/GettingDataCourseProject

course project summarizing Samsung data for Getting & Cleaning Data course

Primary LanguageR

GettingDataCourseProject

course project summarizing Samsung data for Getting & Cleaning Data course

Files needed in working directory

  • X_test.txt - contains data for test subjects
  • X_train.txt - contains data for training subjects
  • features.txt - variable names (column headers) for test and training data
  • subject_test.txt - subjects associated with each row of test data
  • y_test.txt - activities associated with each row of test data
  • subject_train.txt- subjects associated with each row of training data
  • y_train.txt- activities associated with each row of training data

Outline of steps in the run_analysis.R code

  • Reads in test and training data, adds column names from the features.txt file and combines the two data sets into one dataframe called projectdata.

  • The original data has 561 variables. The second step in the code is to select only those that report mean and standard deviation for the measurments. Based on the variable names from features.txt, now used as column headers, this step searches for variable names that include "mean" or "std" and excludes all others including "meanFreq" and "Mean" because the latter two do not have associated standard deviation variables. The resulting dataframe has 66 variables.

  • Next, the code puts the variables in alphabetical order by column name. The selection process above first selects out all those with "mean" and then those with "std". Sorting the columns in alphabetical order puts the associated mean and std varibles closer together as in the original datasets. This steps makes tidier data by having related variables closer to each other in the dataset.

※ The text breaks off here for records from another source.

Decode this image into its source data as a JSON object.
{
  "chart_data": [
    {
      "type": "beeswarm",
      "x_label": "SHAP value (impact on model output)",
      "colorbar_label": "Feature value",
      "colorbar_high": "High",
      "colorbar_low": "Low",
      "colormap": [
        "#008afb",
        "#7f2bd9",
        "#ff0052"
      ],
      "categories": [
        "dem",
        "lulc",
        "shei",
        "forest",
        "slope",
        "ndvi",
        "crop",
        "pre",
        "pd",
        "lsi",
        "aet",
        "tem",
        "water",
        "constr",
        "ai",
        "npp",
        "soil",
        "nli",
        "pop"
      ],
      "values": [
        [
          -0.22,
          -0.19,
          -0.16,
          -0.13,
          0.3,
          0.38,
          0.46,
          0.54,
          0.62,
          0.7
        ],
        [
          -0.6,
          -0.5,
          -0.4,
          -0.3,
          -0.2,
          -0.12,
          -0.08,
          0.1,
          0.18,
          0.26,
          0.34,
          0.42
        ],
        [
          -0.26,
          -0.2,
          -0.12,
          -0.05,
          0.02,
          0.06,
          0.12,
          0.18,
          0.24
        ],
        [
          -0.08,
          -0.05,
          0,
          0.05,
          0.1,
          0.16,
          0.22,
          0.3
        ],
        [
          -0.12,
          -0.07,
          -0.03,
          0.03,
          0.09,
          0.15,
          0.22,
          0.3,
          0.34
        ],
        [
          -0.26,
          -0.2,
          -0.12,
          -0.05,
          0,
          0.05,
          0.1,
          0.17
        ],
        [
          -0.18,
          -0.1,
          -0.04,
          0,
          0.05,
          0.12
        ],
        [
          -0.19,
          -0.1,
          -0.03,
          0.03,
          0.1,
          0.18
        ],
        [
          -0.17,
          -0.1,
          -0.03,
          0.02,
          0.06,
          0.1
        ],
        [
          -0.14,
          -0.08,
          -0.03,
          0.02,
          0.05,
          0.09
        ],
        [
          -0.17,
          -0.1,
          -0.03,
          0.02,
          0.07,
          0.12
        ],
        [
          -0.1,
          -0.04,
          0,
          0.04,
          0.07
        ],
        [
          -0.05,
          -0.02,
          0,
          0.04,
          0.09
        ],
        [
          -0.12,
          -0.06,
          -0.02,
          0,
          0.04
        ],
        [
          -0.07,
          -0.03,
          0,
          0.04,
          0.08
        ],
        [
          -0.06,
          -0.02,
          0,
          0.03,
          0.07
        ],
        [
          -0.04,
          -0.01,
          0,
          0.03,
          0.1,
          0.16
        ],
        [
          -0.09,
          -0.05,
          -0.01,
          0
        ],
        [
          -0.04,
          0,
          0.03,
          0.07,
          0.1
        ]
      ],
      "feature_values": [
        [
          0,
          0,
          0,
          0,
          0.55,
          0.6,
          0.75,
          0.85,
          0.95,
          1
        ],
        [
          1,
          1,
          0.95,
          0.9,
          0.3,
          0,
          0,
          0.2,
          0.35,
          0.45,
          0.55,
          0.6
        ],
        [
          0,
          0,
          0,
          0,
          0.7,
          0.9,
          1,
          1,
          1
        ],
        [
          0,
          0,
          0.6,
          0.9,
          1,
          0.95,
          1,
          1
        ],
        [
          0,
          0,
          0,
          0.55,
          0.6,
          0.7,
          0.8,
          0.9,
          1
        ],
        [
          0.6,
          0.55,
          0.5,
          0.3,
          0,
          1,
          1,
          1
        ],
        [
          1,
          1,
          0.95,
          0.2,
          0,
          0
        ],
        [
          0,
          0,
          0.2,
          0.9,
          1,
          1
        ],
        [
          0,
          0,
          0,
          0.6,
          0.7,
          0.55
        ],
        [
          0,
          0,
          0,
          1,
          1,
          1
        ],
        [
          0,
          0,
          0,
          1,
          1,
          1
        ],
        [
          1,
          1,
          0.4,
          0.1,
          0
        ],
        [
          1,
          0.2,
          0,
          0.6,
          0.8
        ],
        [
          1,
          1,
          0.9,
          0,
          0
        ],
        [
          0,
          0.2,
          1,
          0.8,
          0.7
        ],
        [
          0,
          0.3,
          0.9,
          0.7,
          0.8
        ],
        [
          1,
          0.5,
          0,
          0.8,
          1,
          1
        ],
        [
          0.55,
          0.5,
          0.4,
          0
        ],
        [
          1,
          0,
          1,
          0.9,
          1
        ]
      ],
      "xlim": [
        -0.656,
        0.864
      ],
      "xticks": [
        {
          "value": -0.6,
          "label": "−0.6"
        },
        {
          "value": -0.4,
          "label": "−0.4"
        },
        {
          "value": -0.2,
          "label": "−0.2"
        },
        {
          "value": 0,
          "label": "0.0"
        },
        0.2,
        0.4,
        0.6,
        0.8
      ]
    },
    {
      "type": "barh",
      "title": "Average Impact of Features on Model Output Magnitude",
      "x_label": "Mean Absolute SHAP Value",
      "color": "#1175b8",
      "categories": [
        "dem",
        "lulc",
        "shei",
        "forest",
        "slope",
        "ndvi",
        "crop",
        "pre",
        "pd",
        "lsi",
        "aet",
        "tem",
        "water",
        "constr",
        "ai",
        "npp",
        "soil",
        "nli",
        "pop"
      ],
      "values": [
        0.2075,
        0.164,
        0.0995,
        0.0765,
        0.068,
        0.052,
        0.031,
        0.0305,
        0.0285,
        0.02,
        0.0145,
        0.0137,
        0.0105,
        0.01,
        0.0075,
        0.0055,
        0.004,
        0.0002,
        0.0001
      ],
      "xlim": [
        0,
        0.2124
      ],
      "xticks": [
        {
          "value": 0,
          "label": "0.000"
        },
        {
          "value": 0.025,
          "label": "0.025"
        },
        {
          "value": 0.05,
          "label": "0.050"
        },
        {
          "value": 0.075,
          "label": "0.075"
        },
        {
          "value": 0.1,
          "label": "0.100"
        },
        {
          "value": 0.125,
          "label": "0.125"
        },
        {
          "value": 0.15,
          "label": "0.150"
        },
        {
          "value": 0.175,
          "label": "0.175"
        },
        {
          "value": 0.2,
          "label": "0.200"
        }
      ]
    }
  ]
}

  • The next several lines of code all variables on the subjects and activities. The activities, originally labelled 1 through 6, are converted to more helpful text descriptions (Walking, Standing, Sitting, etc). It also adds a variable for treatment (test or train), otherwise that info is lost when the test and train data are added together. If and when analyses are run with this data set it may be important to group data by whether the subjects were in the test treatment or training treatment. This variable helps keep the data tidy and informative.

  • The final step groups the rows by activity for each of the 30 subjects and calculates the mean of each of the 66 variables. This summary table is the final output of the code.